Live, Topic-Threaded Conversations

Muskan Sahetai
Developer
Ramblytics turns any two-speaker conversation into structured, actionable notes in real time. It transcribes speech, diarizes who's talking (Speaker A/B), segments the dialogue into topics, and builds "threads" with short summaries, key phrases, and auto-detected action items.
Participants can interact with each thread during or after the call—confirm decisions, assign tasks, answer open questions—and export everything to Markdown/Notion/CSV.
Ideal for meetings, interviews, lectures, and sales calls where "who said what about which topic" matters—without sending audio to the cloud.
Balancing transcription accuracy with latency is critical. Whisper models need to process audio chunks fast enough for "live" feel (~2s lag max), which means optimizing model size, GPU utilization, and chunking strategy without sacrificing quality. We're exploring quantized models and streaming inference to hit our latency targets.
Distinguishing between two speakers in real-world conditions (background noise, overlapping speech, varying distances from mic) is non-trivial. PyAnnote's pretrained models work well in ideal conditions, but we're building custom fine-tuning pipelines and voice embedding strategies to handle edge cases like similar-sounding voices or cross-talk.

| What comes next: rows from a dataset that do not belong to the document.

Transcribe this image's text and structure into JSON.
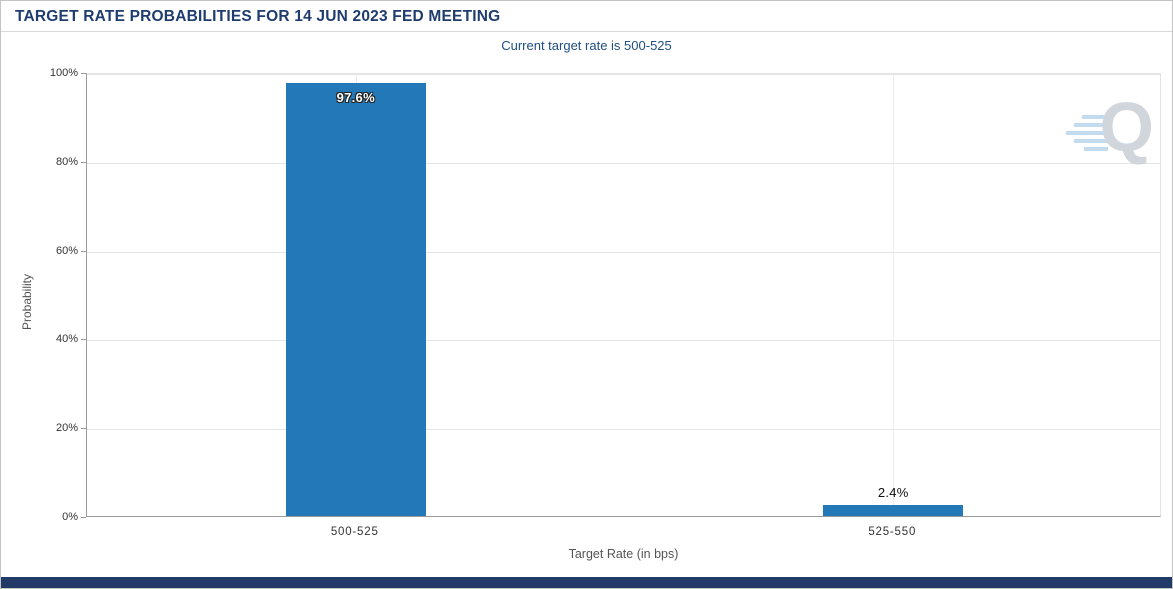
{
  "header": {
    "title": "TARGET RATE PROBABILITIES FOR 14 JUN 2023 FED MEETING",
    "subtitle": "Current target rate is 500-525"
  },
  "watermark": {
    "letter": "Q"
  },
  "colors": {
    "bar": "#2379b8",
    "title_text": "#1e3c6e",
    "subtitle_text": "#1f4e82",
    "footer": "#223a67"
  },
  "chart_data": {
    "type": "bar",
    "title": "TARGET RATE PROBABILITIES FOR 14 JUN 2023 FED MEETING",
    "subtitle": "Current target rate is 500-525",
    "categories": [
      "500-525",
      "525-550"
    ],
    "values": [
      97.6,
      2.4
    ],
    "value_labels": [
      "97.6%",
      "2.4%"
    ],
    "xlabel": "Target Rate (in bps)",
    "ylabel": "Probability",
    "ylim": [
      0,
      100
    ],
    "yticks": [
      "0%",
      "20%",
      "40%",
      "60%",
      "80%",
      "100%"
    ],
    "grid": "horizontal",
    "legend": "none",
    "bar_color": "#2379b8"
  }
}
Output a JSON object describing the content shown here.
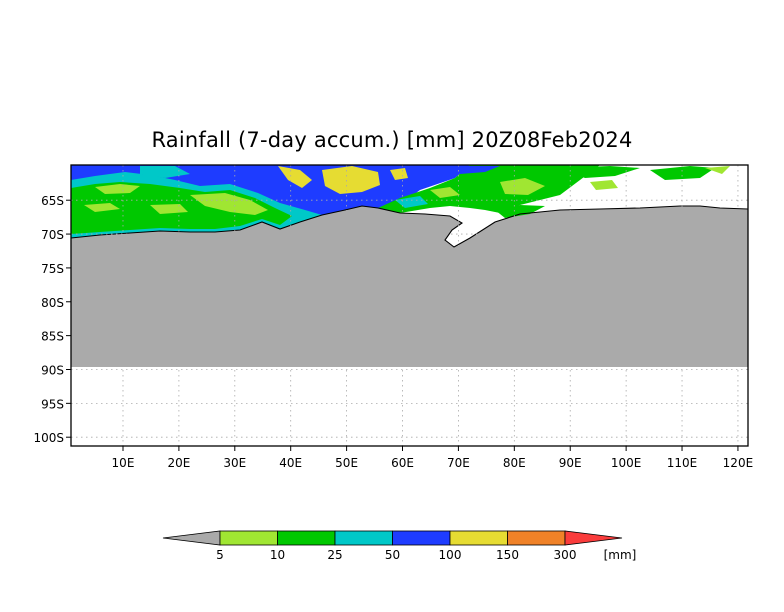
{
  "title": "Rainfall (7-day accum.) [mm] 20Z08Feb2024",
  "map": {
    "lat_ticks": [
      "65S",
      "70S",
      "75S",
      "80S",
      "85S",
      "90S",
      "95S",
      "100S"
    ],
    "lon_ticks": [
      "10E",
      "20E",
      "30E",
      "40E",
      "50E",
      "60E",
      "70E",
      "80E",
      "90E",
      "100E",
      "110E",
      "120E"
    ],
    "lat_range": [
      -101.3,
      -59.8
    ],
    "lon_range": [
      0.7,
      121.8
    ],
    "land_color": "#aaaaaa",
    "grid": "dotted"
  },
  "colorbar": {
    "unit": "[mm]",
    "levels": [
      "5",
      "10",
      "25",
      "50",
      "100",
      "150",
      "300"
    ],
    "colors": [
      "#aaaaaa",
      "#a0e632",
      "#00c800",
      "#00c8c8",
      "#1e3cff",
      "#e6dc32",
      "#f08228",
      "#fa3c3c"
    ]
  }
}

Conversations don't have clear chapter breaks. Deciding when to split dialogue into a new "thread" requires semantic understanding of context shifts. We're experimenting with sentence embeddings, sliding-window topic coherence scores, and lightweight LLMs to detect topic boundaries without sending full transcripts to the cloud.
Running everything on-device means no cloud APIs, which is great for privacy but challenging for resource-constrained machines. We need efficient model serving, smart caching, and graceful degradation on lower-end hardware. WebAssembly and ONNX Runtime are being evaluated for browser-based processing.
Automatically detecting tasks, decisions, and questions from natural dialogue requires understanding intent and context. We're building NER (Named Entity Recognition) pipelines combined with rule-based patterns to catch phrases like "let's follow up on..." or "can you send me..." and attribute them to the right speaker.